В поварне примолкли, занялись делом. Верешко оглядел кружало. В темноватом уголке сидел ранний гость. Он занял лучшую лавку, но, по запаху, пробавлялся смиренно: ел плотвейную щербу. Верешко присмотрелся. Чистый столешник, вышитый наскатёрник… В печном тепле тулился Коверька, посовестный человек. Радибор таких звал просто ворами, гневался: «В расправу пойду, черёдников натравлю! Кнута на них нет!»

Коверька хлебал щербу неспешно, скромно, опрятно. Поглядывал на входную дверь. Там устроилась пришлая баба, молодая, в заметной тягости, изнурённая непосильной дорогой. Возле ног большой короб, за коробом на полу играет тихий мальчоночка… Пришлая пила горячее, ёрзала, держала руку на чреве.

— Да я ж, Озарушка, разве что говорю? — лебезила перед хозяйкой Ягарма. — Истинная правда твоя, им, бедным сестрицам, и голову приклонить негде, и от обид защитника нету…

Помощь с готовкой для мирских трудников радовала Богов, смотревших на Шегардай, а земная власть облегчала подать, взимаемую на прокорм водоносам. Оттого уличанские бабы охотно пособляли в кружале и, боясь изгнания, придерживали дурной нрав.

— Просевень в кладовке возьми, — ровным голосом велела Озарка. — Опара взошла уже, пора тесто месить.

Ягарма поспешила в кладовку. Верешко опоздал скрыться с глаз, но сплетница его не заметила. Снаружи раздавались шаги. Уж не подружка ли Вяжихвостка идёт, жгучие новости за щеками несёт?
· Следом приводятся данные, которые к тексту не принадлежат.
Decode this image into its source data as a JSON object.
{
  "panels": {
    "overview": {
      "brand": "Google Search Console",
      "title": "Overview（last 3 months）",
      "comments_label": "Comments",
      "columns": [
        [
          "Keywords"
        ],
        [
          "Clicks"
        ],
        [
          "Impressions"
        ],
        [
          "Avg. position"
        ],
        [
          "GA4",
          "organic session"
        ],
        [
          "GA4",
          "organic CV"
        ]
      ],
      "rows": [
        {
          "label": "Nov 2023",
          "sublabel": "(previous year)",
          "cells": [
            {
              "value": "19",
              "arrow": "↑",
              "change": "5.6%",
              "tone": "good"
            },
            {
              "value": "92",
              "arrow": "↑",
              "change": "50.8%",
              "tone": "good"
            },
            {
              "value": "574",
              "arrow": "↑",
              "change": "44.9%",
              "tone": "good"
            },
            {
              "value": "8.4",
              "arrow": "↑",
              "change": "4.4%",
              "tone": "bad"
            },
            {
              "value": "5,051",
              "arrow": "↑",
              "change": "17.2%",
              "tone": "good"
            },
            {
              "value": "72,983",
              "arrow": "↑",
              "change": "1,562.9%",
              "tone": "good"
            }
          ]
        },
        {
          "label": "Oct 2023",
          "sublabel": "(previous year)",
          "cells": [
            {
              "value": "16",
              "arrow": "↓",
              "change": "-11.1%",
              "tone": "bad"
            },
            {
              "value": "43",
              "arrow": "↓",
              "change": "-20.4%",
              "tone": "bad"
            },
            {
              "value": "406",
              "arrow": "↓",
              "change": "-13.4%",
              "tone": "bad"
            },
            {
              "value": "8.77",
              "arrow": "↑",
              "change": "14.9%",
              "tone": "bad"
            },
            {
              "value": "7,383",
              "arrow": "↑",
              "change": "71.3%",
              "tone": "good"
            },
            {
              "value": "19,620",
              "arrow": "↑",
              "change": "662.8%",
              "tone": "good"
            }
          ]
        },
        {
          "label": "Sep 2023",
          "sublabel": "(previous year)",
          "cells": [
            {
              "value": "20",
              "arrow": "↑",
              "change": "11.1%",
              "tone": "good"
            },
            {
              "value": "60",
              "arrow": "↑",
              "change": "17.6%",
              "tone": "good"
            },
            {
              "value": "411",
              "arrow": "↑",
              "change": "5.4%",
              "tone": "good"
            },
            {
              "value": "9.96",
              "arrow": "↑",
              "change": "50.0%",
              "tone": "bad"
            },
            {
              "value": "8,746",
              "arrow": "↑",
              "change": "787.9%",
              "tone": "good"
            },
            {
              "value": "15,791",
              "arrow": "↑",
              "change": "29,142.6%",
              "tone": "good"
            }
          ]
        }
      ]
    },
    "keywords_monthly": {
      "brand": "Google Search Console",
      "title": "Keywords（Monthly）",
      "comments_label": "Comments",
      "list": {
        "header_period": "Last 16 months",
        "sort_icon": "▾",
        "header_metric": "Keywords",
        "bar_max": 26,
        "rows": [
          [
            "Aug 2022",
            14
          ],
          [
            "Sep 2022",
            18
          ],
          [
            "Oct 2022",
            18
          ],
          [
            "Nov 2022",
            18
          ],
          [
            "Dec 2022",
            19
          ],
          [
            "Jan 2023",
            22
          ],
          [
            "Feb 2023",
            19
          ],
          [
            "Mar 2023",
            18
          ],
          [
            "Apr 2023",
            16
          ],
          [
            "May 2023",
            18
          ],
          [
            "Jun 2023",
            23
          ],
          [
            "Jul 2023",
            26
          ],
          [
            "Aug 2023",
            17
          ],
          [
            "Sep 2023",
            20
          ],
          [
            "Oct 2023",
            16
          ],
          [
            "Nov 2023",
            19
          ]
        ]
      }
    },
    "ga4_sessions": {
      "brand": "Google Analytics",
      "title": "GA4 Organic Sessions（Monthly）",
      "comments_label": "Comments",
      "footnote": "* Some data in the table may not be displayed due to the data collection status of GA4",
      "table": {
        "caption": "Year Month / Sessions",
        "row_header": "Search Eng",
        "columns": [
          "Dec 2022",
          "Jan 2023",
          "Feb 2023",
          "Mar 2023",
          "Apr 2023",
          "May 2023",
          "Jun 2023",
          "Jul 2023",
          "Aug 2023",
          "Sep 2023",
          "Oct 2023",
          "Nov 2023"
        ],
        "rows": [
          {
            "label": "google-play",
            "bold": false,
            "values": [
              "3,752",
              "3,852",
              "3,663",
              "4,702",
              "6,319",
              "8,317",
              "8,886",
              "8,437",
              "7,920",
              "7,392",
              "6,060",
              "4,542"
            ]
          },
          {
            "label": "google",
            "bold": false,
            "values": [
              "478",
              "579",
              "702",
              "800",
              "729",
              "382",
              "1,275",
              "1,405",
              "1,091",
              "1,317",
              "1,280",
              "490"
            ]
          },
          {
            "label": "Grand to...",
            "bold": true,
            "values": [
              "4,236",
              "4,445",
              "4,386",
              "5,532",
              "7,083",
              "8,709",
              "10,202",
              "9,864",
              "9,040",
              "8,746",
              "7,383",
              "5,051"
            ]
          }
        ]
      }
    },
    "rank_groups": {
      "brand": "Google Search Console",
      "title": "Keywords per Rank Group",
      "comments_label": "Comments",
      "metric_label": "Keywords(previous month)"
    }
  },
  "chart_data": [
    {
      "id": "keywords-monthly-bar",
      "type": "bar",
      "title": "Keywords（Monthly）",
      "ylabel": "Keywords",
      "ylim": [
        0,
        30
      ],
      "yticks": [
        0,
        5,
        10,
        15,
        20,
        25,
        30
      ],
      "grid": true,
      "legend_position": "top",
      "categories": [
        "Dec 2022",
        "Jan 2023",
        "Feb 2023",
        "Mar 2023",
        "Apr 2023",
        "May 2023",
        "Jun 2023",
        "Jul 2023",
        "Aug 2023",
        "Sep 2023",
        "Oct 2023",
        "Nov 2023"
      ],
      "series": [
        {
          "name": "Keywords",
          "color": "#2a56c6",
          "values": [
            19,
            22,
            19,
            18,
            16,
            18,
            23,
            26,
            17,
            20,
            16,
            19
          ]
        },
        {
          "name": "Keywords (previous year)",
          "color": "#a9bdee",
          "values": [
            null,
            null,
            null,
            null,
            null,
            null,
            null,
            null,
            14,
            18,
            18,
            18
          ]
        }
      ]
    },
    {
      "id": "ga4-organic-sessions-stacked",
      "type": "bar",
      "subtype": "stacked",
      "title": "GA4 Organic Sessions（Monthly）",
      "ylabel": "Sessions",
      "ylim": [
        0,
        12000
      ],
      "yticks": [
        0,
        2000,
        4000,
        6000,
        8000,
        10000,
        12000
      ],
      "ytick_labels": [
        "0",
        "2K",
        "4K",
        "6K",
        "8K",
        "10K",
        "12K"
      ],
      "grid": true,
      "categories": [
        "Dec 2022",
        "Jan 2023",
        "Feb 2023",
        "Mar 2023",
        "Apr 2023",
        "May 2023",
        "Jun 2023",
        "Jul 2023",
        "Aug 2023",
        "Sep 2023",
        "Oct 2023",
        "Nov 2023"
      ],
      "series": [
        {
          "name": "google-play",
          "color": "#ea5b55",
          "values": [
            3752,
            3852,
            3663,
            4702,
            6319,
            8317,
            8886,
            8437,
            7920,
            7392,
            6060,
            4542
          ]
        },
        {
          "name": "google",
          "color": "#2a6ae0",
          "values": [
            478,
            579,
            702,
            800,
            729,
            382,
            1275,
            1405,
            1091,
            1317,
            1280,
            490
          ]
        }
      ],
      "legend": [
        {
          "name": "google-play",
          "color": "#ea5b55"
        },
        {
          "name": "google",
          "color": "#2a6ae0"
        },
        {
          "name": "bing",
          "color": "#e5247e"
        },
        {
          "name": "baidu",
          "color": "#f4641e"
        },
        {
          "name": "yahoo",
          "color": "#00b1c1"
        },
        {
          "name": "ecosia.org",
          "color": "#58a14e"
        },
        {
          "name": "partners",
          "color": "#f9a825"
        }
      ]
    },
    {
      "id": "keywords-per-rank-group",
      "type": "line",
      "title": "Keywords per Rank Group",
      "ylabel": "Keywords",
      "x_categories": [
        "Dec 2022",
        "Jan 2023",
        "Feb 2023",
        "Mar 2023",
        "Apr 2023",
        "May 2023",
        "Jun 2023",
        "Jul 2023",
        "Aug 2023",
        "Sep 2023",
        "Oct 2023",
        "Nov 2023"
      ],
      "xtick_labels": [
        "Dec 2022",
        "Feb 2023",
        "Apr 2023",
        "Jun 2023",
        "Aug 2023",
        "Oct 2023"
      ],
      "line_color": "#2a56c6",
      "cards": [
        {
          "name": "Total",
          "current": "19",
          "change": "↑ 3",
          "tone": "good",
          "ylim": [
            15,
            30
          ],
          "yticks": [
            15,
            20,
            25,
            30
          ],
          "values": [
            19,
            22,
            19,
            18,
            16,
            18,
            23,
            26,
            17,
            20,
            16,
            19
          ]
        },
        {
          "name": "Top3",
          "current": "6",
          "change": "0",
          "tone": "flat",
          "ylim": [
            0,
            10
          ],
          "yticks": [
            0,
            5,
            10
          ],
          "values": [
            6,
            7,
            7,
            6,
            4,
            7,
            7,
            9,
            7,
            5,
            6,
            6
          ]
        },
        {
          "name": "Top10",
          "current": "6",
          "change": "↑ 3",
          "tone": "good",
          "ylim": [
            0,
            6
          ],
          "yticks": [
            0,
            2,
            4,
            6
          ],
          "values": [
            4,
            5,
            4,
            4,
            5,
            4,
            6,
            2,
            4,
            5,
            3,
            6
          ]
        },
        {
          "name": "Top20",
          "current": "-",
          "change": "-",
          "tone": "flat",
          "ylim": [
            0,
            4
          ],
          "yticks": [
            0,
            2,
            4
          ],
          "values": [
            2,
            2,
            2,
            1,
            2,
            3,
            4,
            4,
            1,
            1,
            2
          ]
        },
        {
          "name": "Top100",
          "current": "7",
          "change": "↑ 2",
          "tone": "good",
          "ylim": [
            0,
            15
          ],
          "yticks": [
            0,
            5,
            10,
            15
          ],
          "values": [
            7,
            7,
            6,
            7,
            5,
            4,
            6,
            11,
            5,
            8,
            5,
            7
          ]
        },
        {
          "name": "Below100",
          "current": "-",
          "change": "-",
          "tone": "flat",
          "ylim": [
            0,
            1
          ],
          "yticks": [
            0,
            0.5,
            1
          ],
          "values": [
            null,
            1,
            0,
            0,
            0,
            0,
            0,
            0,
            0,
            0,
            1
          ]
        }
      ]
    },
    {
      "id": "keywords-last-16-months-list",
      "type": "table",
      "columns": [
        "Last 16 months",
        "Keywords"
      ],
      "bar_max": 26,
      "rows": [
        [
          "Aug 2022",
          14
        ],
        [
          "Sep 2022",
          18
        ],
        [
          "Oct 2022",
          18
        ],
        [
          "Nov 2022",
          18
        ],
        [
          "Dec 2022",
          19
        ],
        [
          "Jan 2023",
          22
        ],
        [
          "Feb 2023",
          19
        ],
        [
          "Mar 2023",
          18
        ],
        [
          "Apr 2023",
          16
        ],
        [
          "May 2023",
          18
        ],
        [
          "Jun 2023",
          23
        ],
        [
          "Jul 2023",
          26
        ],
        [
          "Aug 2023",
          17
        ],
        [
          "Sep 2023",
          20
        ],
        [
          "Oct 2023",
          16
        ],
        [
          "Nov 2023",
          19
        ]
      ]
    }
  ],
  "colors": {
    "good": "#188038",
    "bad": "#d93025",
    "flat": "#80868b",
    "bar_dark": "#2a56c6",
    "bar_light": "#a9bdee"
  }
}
Шаги оказались мужскими. На пороге явил себя незнакомый гость, задержавшийся с торгового дня. Справно одетый, сосредоточенный, шёл словно по рукам бить о мешке золота, только рукавицу дома забыл. Поклонился божнице. Увидел Коверьку, чуть замер, вздохнул, решился, подсел.

Озарка вышла к ним, отряхивая с ладоней муку. По мнению Верешка, красивее не родятся: добрая, полнотелая, с ямочками-умилками, легко рождавшимися на щеках.

— Вели, статёнушка, всё нести, чем богата, — потребовал гость.

Коверька смущённо развёл руками, вроде бы отвергая невмерную щедрость, но промолчал. Купец недовольно скосился на Верешка, на непутку, на де́тницу у двери… Гнать бы всех вон, да из кружала не выставишь. Око на око беседовать ступай под дружеский кров… в глухой переулочек…

— Студный день выдался, — начал он осторожно.

— Студный, — равнодушно отозвался Коверька.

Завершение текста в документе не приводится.